The recent test has once again demonstrated the ineffectiveness of sanctions. North Korea has been subject to an increasingly harsh sanctions regime since 2006. During this period, Pyongyang has tested two more nuclear devices and has undertaken three missile tests (the last was a remarkable success). At the same time, this has also been a period of moderate improvement in the living standards of North Koreans – contrary to what is often stated in the international media, the lives of North Koreans are gradually improving, not worsening.
There is hardly a clearer case of sanctions failure. To a very large extent this is because of quiet Chinese sabotage. China certainly is seriously annoyed by North Korea's brinksmanship. Nonetheless, it does not want to corner Pyongyang, and a nuclear North Korea is a lesser evil compared to a collapsing North Korea. China is most likely not providing active assistance in the field of military technology, but food aid is provided in large quantities.
Chinese sabotage is not the only reason why sanctions have failed however. There are good reasons to believe that even a properly enforced sanctions regime would fail to achieve its goal. Certainly efficient sanctions are likely to be very bad for the North Korean economy, but it is quite doubtful that they will have any real impact on the policies of the regime. After all, North Koreans do not vote or rebel (at least, this has been the case until now), and hence cannot influence the decision making process.
Now the hopes of hardliners are pinned on so-called "targeted financial sanctions," these are quite similar to those imposed in 2006-07 which can be introduced unilaterally by the US. Such sanctions would make it almost illegal for the international banking system to deal with North Korean money. It is hoped that such a policy will deliver a serious blow to North Korea's trade, thus depriving the country and its leadership of hard currency.

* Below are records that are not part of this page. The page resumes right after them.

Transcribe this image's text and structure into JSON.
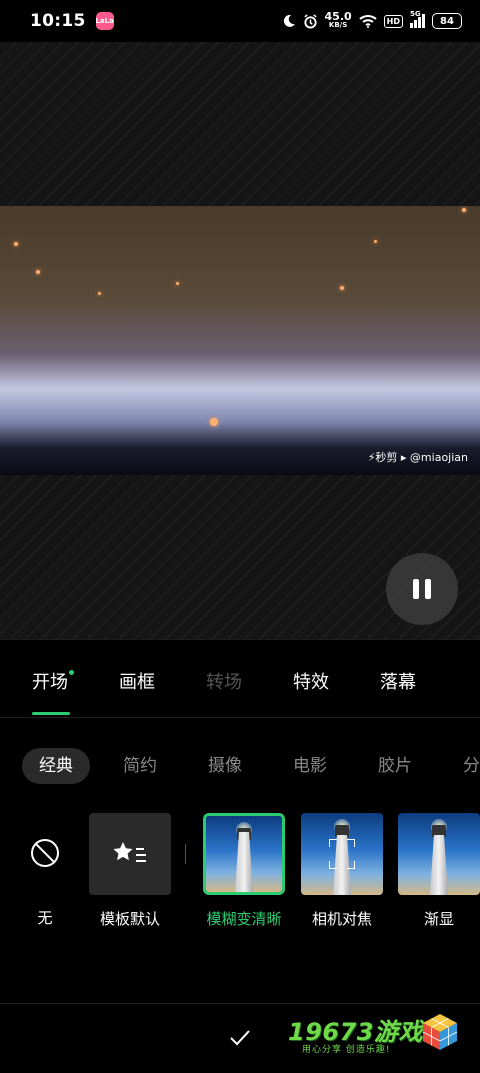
{
  "status_bar": {
    "time": "10:15",
    "app_badge": "LaLa",
    "net_speed_value": "45.0",
    "net_speed_unit": "KB/S",
    "hd_label": "HD",
    "signal_label": "5G",
    "battery": "84"
  },
  "preview": {
    "watermark": "⚡秒剪 ▸ @miaojian"
  },
  "tabs": [
    {
      "label": "开场",
      "active": true,
      "has_dot": true
    },
    {
      "label": "画框",
      "active": false
    },
    {
      "label": "转场",
      "active": false,
      "disabled": true
    },
    {
      "label": "特效",
      "active": false
    },
    {
      "label": "落幕",
      "active": false
    }
  ],
  "categories": [
    {
      "label": "经典",
      "active": true
    },
    {
      "label": "简约"
    },
    {
      "label": "摄像"
    },
    {
      "label": "电影"
    },
    {
      "label": "胶片"
    },
    {
      "label": "分"
    }
  ],
  "effects": {
    "none_label": "无",
    "template_default_label": "模板默认",
    "items": [
      {
        "label": "模糊变清晰",
        "selected": true,
        "icon": "lighthouse-thumb"
      },
      {
        "label": "相机对焦",
        "icon": "lighthouse-focus-thumb"
      },
      {
        "label": "渐显",
        "icon": "lighthouse-thumb"
      }
    ]
  },
  "bottom": {
    "confirm_icon": "checkmark-icon",
    "brand_name": "19673游戏",
    "brand_slogan": "用心分享 创造乐趣!"
  },
  "colors": {
    "accent": "#2ecc71",
    "brand": "#6fd94a"
  }
}
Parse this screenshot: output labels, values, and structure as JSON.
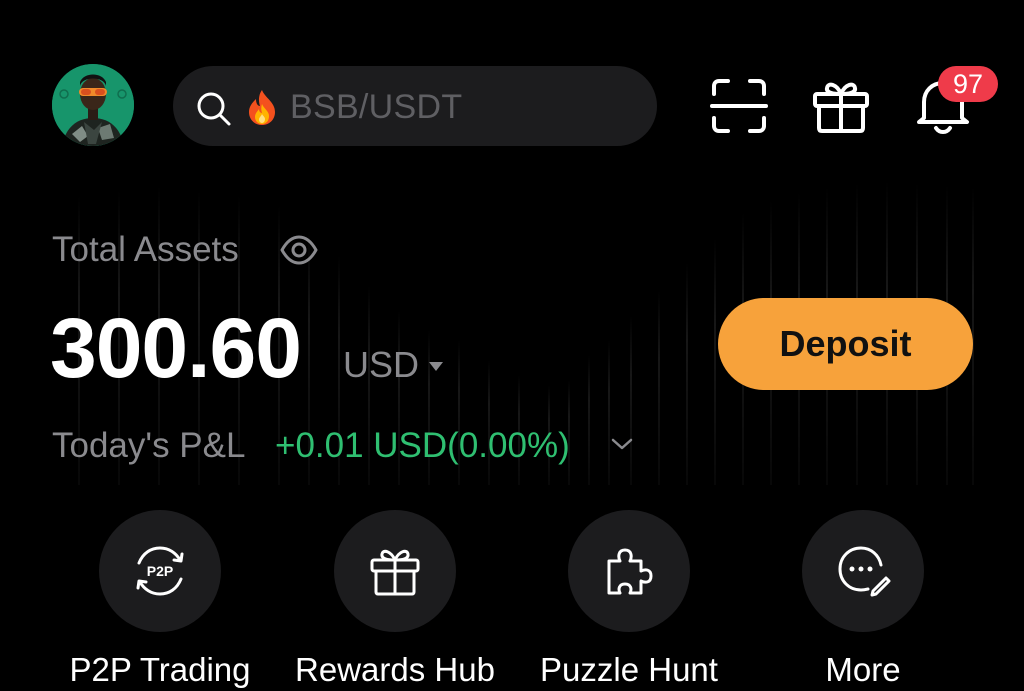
{
  "header": {
    "avatar": "avatar-image",
    "search": {
      "icon": "search-icon",
      "hot_icon": "fire-icon",
      "placeholder": "BSB/USDT"
    },
    "icons": [
      "scan-icon",
      "gift-icon",
      "bell-icon"
    ],
    "notification_count": "97"
  },
  "assets": {
    "label": "Total Assets",
    "visibility_icon": "eye-icon",
    "value": "300.60",
    "currency": "USD",
    "deposit_label": "Deposit",
    "pnl_label": "Today's P&L",
    "pnl_value": "+0.01 USD(0.00%)"
  },
  "actions": [
    {
      "label": "P2P Trading",
      "icon": "p2p-icon"
    },
    {
      "label": "Rewards Hub",
      "icon": "gift-icon"
    },
    {
      "label": "Puzzle Hunt",
      "icon": "puzzle-icon"
    },
    {
      "label": "More",
      "icon": "more-icon"
    }
  ],
  "colors": {
    "background": "#000000",
    "accent": "#f7a23b",
    "positive": "#2fbf71",
    "badge": "#ef3b4a",
    "muted_text": "#8a8a8e",
    "surface": "#1c1c1e"
  }
}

It does, however, remain to be seen whether such sanctions will produce the desired effect. It should not be forgotten that North Korea's trade is dominated by China, most of the transactions are small and can easily evade outside observers. In some cases, payments can be made in cash (after all we are talking about relatively small transactions).
This is exactly how North Korean businesses operated when financial sanctions were briefly implemented six years ago. It is quite possible therefore that those financial sanctions might have some impact. Judging by experience to date however, it is best not to be excessively optimistic.
It seems that the inefficiency of sanctions is increasingly widely understood – even by people who publically advocate the implementation of hard-line policies. Nonetheless, a new round of sanctions is all but unavoidable. Even though experts tend to understand the uselessness of the exercise, decision makers, presidents, and prime ministers, as well as other dignitaries that seldom have a good understanding of North Korean politics.
It is clear that North Korea has challenged the international order, and sanctions are commonly taken to be a sufficiently harsh response. This is what the general public expects policy makers to do. Therefore, it is likely to be done as a sort of meaningless ritual dance or a face-saving exercise for the international community, a way to be seen to be doing something when actually doing nothing.
The question remains, what should be done next? It seems that a perfect solution to the problem is nearly impossible – North Korea's leaders will never agree to denuclearisation. A partial and very imperfect solution might be possible, but it will be achievable not through sanctions and tough talk but rather through compromises and negotiation.